Lotan: I do think propaganda is a much more important issue. The issue of false information is an important problem but it’s also a more solvable problem. There are more robust solutions to deal with fake news than there are for propaganda, because it’s much harder to draw the line on what makes something propaganda or not. Propaganda that intentionally leaves out important pieces of information is much more prevalent and has a greater impact than fake news. I’ve written several pieces about propaganda and misinformation, and their primary goal is agenda-setting.
It’s been great to see a number of data science initiatives pop up in the last few months dealing with classifying fake information. This could allow us to build predictive models that figure out what content is fake based on historical examples. Think of it like spam. Spam used to be a huge issue, and everyone got a lot more spam mail in their inboxes. But now we do a pretty good job of identifying and filtering out spam because spam messages tend to share a lot of similar traits. There are a lot of companies that work together to ensure they can have the most up-to-date models for spam detection. Given enough historical data, we could build similarly robust models for identifying fake news by collaborating across industry.
When it comes to propaganda, this is harder. We have to be wary of the actors at play. Where do you draw the line when outlets with different political leanings are focusing more on agenda-setting than informing? How do you filter out this propaganda automatically? I’m not really sure there’s a simple solution here. Fortunately there’s a lot of work being done by a lot of very smart people to experiment with different solutions.
New: You’ve also written about a related topic which you call “media hacking.” What is media hacking, and what was its role in the recent election? How can online platforms become more resilient to this tactic?
Lotan: Media hacking is the usage or manipulation of social media and associated algorithms to define a narrative or advance a political agenda. This could be done by both state and non-state actors. Something that’s fairly prevalent today is certain groups trying to force something into trending on Twitter, which can get concepts or organizations a huge level of attention. This is hacking because you’re effectively deconstructing the algorithmic system that powers Twitter’s trending topics module and figuring out ways to exploit it. It’s not entirely different from search engine optimization—taking steps to make your website more visible in searches. This doesn’t just happen on Twitter—people media hack Facebook newsfeeds, Google rankings, and so on.
Over the last few months, we saw that groups of political actors had a really good sense of how to exploit these algorithms and were organized enough to take advantage of them. One interesting example I’ve written about is “Hillary’s health.” It was effectively a conspiracy theory on some forums alleging that Hillary Clinton had major health problems, but you could see this concept seep into social media. You can still see the effects of this today, as conspiracy theory videos are usually in the top results when you search for this topic because people kept clicking on them.

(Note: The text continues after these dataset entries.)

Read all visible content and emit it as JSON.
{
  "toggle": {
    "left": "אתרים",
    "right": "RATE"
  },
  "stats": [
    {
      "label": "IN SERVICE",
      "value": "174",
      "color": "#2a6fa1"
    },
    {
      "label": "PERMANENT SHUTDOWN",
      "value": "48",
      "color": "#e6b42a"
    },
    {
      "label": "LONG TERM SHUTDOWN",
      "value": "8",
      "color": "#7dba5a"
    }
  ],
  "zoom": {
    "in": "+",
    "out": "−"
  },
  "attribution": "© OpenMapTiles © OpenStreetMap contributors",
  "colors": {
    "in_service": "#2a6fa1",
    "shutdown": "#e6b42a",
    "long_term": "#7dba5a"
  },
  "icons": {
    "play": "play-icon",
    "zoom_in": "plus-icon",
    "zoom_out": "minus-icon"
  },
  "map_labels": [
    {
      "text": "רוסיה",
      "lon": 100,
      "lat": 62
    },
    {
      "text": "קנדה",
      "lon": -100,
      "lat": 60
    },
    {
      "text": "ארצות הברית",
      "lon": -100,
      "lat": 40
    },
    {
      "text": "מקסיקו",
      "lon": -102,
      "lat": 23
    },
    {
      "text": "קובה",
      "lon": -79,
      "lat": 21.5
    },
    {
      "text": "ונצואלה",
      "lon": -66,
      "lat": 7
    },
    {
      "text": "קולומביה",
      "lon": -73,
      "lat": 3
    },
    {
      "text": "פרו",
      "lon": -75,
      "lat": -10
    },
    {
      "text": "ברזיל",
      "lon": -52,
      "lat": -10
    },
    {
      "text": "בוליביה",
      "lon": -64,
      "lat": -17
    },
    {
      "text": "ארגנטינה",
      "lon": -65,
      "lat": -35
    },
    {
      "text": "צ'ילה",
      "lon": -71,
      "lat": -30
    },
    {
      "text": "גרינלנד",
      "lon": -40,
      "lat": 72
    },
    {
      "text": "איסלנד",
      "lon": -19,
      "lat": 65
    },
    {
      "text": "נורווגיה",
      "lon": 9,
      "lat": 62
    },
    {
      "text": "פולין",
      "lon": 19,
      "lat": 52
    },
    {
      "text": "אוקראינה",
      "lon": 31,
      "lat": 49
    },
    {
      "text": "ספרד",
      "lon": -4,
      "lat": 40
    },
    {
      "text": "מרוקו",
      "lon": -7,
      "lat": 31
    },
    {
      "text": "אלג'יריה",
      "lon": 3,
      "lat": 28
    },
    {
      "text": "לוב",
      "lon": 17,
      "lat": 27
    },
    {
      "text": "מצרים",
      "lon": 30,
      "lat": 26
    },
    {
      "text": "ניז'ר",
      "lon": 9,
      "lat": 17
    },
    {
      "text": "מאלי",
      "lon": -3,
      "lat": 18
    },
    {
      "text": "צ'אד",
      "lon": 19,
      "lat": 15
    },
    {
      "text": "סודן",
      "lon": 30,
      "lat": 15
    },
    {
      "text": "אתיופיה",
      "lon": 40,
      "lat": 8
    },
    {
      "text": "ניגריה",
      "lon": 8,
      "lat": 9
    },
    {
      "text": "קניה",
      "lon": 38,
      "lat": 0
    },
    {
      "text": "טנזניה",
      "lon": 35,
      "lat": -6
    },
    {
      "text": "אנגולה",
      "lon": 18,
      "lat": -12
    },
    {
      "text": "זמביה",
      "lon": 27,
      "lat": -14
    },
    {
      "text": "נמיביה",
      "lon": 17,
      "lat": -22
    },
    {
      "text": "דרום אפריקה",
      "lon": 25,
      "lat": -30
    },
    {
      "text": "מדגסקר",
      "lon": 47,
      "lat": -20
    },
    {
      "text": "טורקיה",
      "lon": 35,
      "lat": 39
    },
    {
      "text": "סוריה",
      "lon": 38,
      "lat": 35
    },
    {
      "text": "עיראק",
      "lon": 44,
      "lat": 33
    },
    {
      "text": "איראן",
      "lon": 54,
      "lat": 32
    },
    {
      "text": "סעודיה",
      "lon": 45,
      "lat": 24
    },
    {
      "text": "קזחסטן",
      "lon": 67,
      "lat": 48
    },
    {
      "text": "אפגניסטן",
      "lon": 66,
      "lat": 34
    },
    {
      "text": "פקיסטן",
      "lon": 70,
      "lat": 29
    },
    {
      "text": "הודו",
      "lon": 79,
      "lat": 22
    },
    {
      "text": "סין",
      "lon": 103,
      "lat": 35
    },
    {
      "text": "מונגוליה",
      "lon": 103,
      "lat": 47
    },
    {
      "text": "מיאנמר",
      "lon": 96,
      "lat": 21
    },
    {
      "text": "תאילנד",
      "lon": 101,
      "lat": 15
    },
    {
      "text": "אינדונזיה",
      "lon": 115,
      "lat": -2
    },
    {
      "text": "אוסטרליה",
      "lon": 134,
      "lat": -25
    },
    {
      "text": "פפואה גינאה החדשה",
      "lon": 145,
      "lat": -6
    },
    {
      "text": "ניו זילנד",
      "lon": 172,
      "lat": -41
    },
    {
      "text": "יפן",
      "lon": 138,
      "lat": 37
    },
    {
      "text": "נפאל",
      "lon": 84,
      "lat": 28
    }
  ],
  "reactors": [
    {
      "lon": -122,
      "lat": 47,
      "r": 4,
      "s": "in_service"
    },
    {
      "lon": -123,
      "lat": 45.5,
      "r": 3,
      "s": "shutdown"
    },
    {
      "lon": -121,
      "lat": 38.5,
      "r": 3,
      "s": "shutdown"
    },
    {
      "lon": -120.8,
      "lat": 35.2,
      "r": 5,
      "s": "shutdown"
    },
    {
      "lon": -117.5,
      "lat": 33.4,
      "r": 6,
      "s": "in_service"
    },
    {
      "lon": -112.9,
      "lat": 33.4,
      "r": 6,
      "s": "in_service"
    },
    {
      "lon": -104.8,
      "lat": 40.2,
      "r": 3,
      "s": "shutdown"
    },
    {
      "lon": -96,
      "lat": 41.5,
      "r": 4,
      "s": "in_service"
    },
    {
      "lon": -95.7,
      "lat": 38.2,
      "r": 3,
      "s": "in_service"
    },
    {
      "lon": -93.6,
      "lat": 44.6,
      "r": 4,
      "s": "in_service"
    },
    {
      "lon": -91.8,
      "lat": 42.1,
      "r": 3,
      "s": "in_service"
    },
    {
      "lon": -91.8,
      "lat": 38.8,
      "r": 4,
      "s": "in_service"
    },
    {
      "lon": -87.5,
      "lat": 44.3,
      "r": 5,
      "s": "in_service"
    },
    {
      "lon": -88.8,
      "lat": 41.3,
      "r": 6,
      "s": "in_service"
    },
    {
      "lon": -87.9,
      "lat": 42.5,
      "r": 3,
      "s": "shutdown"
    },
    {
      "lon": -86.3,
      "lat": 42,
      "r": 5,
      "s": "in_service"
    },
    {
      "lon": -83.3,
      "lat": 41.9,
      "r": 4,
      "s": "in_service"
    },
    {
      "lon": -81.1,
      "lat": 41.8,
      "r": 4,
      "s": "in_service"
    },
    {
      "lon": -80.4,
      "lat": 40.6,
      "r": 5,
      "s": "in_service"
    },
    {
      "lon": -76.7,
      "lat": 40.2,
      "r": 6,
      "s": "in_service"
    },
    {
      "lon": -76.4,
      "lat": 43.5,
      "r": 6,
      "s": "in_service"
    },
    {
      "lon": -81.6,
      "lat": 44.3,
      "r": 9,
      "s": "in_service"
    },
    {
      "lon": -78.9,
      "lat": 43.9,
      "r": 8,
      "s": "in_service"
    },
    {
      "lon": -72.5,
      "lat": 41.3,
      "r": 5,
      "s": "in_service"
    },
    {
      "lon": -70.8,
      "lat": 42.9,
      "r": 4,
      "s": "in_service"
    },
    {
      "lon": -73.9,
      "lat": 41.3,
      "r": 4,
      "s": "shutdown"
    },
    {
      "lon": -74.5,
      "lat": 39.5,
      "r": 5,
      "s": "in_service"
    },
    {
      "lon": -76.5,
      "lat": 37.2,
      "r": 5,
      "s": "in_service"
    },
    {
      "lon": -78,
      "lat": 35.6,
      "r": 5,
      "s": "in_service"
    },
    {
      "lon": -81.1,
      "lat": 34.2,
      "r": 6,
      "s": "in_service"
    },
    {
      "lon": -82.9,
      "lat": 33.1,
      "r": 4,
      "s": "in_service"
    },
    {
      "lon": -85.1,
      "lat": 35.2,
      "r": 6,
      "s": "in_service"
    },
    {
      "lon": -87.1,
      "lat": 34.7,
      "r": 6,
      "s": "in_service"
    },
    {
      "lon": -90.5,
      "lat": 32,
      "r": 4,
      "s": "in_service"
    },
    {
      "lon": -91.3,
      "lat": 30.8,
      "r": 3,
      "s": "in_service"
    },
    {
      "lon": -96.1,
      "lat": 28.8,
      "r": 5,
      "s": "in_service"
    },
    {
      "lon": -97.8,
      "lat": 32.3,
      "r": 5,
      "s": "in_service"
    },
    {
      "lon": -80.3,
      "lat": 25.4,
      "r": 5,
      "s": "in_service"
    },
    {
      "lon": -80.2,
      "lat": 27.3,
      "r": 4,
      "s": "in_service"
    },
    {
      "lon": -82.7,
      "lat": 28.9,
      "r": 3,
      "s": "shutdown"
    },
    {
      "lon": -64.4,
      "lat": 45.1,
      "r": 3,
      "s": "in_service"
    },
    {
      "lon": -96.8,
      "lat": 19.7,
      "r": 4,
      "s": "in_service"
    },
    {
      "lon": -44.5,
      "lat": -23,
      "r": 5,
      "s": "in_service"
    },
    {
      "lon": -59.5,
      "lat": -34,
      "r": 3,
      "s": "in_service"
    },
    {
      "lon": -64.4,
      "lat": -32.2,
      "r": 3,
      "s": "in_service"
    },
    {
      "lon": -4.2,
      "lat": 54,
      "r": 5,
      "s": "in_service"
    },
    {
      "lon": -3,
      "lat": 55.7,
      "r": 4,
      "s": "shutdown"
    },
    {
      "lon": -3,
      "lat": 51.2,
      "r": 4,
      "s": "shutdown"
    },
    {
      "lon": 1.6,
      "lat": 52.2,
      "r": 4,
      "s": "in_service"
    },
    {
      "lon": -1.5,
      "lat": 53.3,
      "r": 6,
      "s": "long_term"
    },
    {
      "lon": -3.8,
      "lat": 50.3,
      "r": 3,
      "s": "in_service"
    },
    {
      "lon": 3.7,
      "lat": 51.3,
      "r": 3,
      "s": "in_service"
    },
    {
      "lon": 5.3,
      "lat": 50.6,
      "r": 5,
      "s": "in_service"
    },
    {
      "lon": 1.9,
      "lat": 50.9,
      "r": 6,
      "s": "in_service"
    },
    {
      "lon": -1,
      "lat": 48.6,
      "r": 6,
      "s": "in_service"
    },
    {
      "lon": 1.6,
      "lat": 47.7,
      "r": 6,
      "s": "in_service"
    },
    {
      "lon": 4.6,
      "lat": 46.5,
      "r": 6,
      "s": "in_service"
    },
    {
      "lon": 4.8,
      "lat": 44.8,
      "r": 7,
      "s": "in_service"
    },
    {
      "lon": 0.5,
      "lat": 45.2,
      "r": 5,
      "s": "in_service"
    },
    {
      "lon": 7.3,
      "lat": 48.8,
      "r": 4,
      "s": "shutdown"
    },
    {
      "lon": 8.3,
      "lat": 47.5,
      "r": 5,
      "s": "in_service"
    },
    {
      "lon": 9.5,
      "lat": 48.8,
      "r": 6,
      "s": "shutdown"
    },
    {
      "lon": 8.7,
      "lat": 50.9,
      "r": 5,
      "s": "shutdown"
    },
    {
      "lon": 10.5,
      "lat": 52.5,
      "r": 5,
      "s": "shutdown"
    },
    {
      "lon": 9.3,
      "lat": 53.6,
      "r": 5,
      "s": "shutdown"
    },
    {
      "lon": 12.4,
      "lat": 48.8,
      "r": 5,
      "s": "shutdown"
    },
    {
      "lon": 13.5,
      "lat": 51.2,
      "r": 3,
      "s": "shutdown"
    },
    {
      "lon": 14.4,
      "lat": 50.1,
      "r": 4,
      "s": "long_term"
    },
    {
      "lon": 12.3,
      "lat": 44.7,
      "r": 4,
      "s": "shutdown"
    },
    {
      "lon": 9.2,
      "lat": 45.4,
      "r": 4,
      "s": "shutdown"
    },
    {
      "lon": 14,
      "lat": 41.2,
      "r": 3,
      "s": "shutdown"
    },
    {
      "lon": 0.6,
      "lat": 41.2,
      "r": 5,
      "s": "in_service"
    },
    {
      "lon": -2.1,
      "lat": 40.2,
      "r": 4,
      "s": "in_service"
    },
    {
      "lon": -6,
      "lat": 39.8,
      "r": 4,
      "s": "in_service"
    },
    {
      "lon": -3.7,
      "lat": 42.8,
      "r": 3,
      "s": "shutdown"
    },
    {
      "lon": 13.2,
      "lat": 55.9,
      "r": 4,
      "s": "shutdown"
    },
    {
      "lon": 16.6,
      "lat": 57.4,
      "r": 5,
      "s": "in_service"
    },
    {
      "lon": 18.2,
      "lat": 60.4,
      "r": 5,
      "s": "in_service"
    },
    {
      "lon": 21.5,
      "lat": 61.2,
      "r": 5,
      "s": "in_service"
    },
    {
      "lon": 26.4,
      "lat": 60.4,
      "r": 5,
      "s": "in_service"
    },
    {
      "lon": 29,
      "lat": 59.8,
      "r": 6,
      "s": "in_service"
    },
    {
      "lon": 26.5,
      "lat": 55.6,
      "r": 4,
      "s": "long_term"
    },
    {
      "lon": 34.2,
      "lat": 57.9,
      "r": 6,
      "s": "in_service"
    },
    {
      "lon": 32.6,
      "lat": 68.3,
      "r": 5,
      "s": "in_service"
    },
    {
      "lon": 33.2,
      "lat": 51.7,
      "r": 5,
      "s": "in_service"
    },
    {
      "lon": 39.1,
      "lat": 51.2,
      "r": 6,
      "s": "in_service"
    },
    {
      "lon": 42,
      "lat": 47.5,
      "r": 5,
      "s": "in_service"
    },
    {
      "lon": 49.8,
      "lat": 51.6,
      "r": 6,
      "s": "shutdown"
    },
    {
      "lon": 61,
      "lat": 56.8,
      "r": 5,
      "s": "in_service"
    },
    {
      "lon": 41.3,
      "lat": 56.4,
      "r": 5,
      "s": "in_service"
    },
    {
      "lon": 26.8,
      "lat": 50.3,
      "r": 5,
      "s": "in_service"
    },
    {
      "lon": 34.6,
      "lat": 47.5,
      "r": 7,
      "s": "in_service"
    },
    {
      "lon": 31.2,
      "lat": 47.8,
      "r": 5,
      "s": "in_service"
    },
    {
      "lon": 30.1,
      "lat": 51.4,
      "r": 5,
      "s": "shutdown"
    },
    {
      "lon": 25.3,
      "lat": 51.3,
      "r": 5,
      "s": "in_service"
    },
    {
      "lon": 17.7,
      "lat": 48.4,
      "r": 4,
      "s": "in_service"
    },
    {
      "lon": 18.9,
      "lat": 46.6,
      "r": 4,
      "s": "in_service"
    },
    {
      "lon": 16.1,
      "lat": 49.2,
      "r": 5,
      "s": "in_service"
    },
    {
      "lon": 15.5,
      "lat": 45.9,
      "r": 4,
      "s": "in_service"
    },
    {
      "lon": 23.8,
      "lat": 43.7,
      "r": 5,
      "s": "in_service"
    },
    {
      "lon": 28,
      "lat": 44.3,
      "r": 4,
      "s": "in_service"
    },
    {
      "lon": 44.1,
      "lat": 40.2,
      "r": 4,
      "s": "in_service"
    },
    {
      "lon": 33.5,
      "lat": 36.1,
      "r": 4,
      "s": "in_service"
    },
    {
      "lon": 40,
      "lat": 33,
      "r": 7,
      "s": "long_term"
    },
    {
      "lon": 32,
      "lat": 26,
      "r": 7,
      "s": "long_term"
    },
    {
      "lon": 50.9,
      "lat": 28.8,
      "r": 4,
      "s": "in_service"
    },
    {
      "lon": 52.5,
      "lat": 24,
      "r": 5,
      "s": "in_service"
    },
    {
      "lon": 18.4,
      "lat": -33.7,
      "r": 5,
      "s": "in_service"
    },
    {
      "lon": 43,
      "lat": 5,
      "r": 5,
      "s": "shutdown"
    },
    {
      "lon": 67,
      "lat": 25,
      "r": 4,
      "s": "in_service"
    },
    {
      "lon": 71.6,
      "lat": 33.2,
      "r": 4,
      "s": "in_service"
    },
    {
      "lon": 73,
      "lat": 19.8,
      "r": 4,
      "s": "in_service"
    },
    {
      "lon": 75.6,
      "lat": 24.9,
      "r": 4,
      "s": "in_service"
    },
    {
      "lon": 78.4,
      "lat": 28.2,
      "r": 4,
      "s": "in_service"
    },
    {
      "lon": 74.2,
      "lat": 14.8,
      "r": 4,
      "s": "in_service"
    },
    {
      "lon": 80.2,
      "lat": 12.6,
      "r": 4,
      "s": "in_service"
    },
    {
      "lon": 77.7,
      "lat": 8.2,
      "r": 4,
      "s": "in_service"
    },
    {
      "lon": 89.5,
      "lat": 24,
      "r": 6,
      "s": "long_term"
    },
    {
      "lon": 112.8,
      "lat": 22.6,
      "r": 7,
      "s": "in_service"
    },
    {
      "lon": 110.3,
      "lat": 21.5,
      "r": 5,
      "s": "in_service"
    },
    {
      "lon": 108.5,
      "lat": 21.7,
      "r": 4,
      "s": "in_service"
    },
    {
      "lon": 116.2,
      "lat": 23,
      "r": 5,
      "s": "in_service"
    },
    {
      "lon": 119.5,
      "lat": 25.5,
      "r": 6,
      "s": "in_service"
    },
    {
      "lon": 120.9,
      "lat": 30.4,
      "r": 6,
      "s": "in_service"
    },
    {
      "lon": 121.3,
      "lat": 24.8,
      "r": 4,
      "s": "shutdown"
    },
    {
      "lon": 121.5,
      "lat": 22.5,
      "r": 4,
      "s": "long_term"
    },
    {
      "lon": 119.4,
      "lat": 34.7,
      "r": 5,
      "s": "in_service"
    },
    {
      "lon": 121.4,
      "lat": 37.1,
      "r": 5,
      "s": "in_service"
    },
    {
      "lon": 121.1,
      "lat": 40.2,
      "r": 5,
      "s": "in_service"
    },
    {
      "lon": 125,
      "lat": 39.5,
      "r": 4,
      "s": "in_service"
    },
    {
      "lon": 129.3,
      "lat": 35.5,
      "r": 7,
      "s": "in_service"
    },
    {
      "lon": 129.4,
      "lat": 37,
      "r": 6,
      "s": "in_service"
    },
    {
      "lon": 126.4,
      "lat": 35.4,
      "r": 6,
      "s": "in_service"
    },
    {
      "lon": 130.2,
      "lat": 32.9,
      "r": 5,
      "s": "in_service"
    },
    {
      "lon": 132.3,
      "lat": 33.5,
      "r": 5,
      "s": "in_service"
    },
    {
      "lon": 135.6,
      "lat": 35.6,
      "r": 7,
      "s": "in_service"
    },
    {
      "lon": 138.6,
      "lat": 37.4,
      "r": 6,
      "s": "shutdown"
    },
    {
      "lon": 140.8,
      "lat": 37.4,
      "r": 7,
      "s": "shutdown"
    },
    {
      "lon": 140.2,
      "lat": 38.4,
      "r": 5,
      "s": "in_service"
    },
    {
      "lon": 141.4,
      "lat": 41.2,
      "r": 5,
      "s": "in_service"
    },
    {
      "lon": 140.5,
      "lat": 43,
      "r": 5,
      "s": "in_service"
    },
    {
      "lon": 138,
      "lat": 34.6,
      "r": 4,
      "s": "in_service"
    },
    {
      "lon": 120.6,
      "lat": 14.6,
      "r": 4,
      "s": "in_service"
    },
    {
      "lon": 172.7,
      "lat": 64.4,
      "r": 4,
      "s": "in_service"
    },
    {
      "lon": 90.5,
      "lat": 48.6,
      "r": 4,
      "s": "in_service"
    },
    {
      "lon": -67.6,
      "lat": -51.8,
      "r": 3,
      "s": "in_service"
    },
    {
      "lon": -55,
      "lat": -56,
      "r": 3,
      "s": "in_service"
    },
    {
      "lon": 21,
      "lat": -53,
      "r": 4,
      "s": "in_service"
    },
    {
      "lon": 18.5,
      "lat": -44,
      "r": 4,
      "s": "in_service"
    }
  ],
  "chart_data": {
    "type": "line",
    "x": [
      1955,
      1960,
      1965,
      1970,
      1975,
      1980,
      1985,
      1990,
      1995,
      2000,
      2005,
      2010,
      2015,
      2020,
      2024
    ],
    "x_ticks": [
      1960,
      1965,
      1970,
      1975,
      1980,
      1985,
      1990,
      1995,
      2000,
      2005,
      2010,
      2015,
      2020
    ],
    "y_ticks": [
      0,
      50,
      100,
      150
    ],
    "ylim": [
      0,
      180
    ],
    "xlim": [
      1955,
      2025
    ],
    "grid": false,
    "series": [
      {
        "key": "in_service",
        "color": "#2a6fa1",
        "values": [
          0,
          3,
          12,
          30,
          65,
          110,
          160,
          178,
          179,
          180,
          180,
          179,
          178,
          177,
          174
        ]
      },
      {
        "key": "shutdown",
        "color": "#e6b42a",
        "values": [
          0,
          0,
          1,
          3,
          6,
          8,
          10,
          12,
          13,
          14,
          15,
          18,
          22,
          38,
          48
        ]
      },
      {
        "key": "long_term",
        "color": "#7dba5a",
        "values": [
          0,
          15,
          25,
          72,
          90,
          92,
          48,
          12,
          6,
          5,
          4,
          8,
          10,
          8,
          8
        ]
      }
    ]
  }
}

So how do we become more resilient to his kind of hacking? That’s a great question and the solution is really complex. One good solution is what Google has been doing for years with search. They have been continuously evolving their algorithmic systems and deliberately not releasing some information about how they work to make them harder to game. There’s definitely an important manual component here too and humans can play a valuable role in protecting these algorithmic systems.